O outro lado: possibilidade de ressarcimento via herança
Embora a ASPA funcione, na prática, como um complemento de aposentadoria, ela continua sendo uma prestação social. Isso fica especialmente claro na questão sucessória: quando o beneficiário morre, o Estado pode exigir de volta parte do que foi pago, abatendo do patrimônio deixado.
Para óbitos em 2026, os limites são bem definidos. Na França continental, só há cobrança se o valor do espólio ultrapassar 108 586,14 €. Em certos territórios ultramarinos, o patamar é ainda maior: 150 000 €.
Se o patrimônio ficar abaixo desses valores, os herdeiros não precisam restituir nada. Isso protege muitos lares com pouca poupança ou apenas um imóvel modesto. Já para casais com imóveis valiosos ou grandes reservas financeiras, o ressarcimento pode pesar - por exemplo, quando a venda de uma casa se torna necessária para devolver parte do valor ao Estado.
Quando algo muda na vida do casal
Separação, morte de um dos parceiros ou um novo trabalho paralelo: qualquer alteração muda o cálculo da ASPA. O casal - ou, depois, a pessoa que ficou sozinha - precisa comunicar esses eventos.
Em certos casos, a mudança pode até aumentar o direito. Quem passa a viver sozinho após a morte do parceiro entra na categoria “pessoa que vive sozinha”, com teto próprio. Não é raro o valor mensal de ASPA subir nessa transição, ainda que, evidentemente, o fato que leva a isso não seja desejado por ninguém.
O que esse caso sinaliza para idosos em países de língua alemã
Mesmo sendo um mecanismo francês, a ASPA evidencia uma tendência que afeta muitos países europeus: o modelo de carreira linear, com emprego em tempo integral por décadas, vem perdendo espaço. Lacunas contributivas, miniempregos, períodos dedicados a cuidados de familiares ou temporadas no exterior se tornaram comuns.
Os sistemas de proteção social respondem com garantias mínimas na velhice. Seja por pensões mínimas, complementos de renda ou assistência social, surgem instrumentos para fechar buracos na contribuição e assegurar um patamar mínimo. O desenho francês com a ASPA vai relativamente longe nesse ponto, porque protege casais de forma bastante explícita.
"Quem quase não acumulou pontos de aposentadoria não está automaticamente condenado à pobreza na velhice - se o Estado intervier com garantias mínimas bem direcionadas."
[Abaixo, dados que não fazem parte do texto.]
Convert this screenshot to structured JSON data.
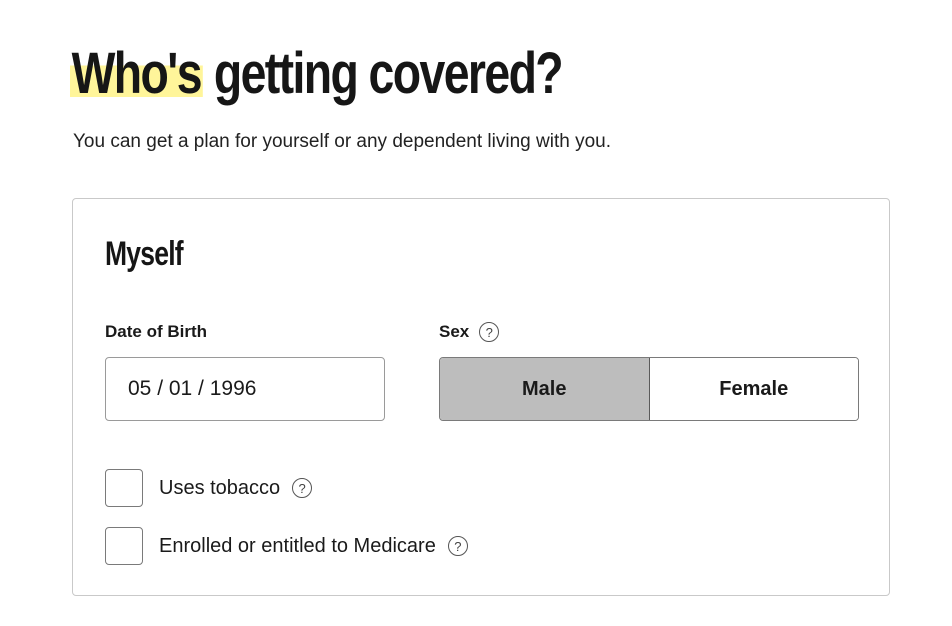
{
  "header": {
    "title_highlight": "Who's",
    "title_rest": "getting covered?",
    "subtitle": "You can get a plan for yourself or any dependent living with you."
  },
  "card": {
    "title": "Myself",
    "dob": {
      "label": "Date of Birth",
      "value": "05 / 01 / 1996"
    },
    "sex": {
      "label": "Sex",
      "options": [
        "Male",
        "Female"
      ],
      "selected": "Male"
    },
    "checkboxes": [
      {
        "label": "Uses tobacco",
        "checked": false
      },
      {
        "label": "Enrolled or entitled to Medicare",
        "checked": false
      }
    ],
    "help_glyph": "?"
  },
  "colors": {
    "highlight": "#fff59a",
    "selected_option": "#bdbdbd",
    "card_border": "#c9c9c9"
  },
  "icons": {
    "help": "question-circle-icon"
  }
}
Cenários práticos: quando pode valer a pena pedir
Muitos possíveis beneficiários deixam de solicitar por subestimarem o próprio direito. Um caso comum: um casal com renda baixa, em que um recebe apenas algumas centenas de euros e o outro chega a pouco mais de 900 €. Somando, pode parecer “demais” para uma prestação social - mas, na prática, ainda fica abaixo do limite da ASPA para casais.
Quem vive algo parecido deveria comparar com mais atenção a renda mensal do domicílio com os limites das garantias mínimas. Até uma ASPA pequena, de 100 € ou 200 € por mês, faz diferença no ano - por exemplo, em aquecimento, medicamentos ou um orçamento modesto para férias.
O exemplo do casal aposentado que viaja com tranquilidade ilustra o outro lado: quem conhece seus direitos pode recuperar qualidade de vida no meio da aposentadoria, mesmo sem uma longa trajetória contributiva. O debate sobre justiça ou não desse desenho deve continuar. No cotidiano, para muitos casais idosos, a ASPA segue sendo aquilo que o nome promete: uma rede solidária real para a velhice.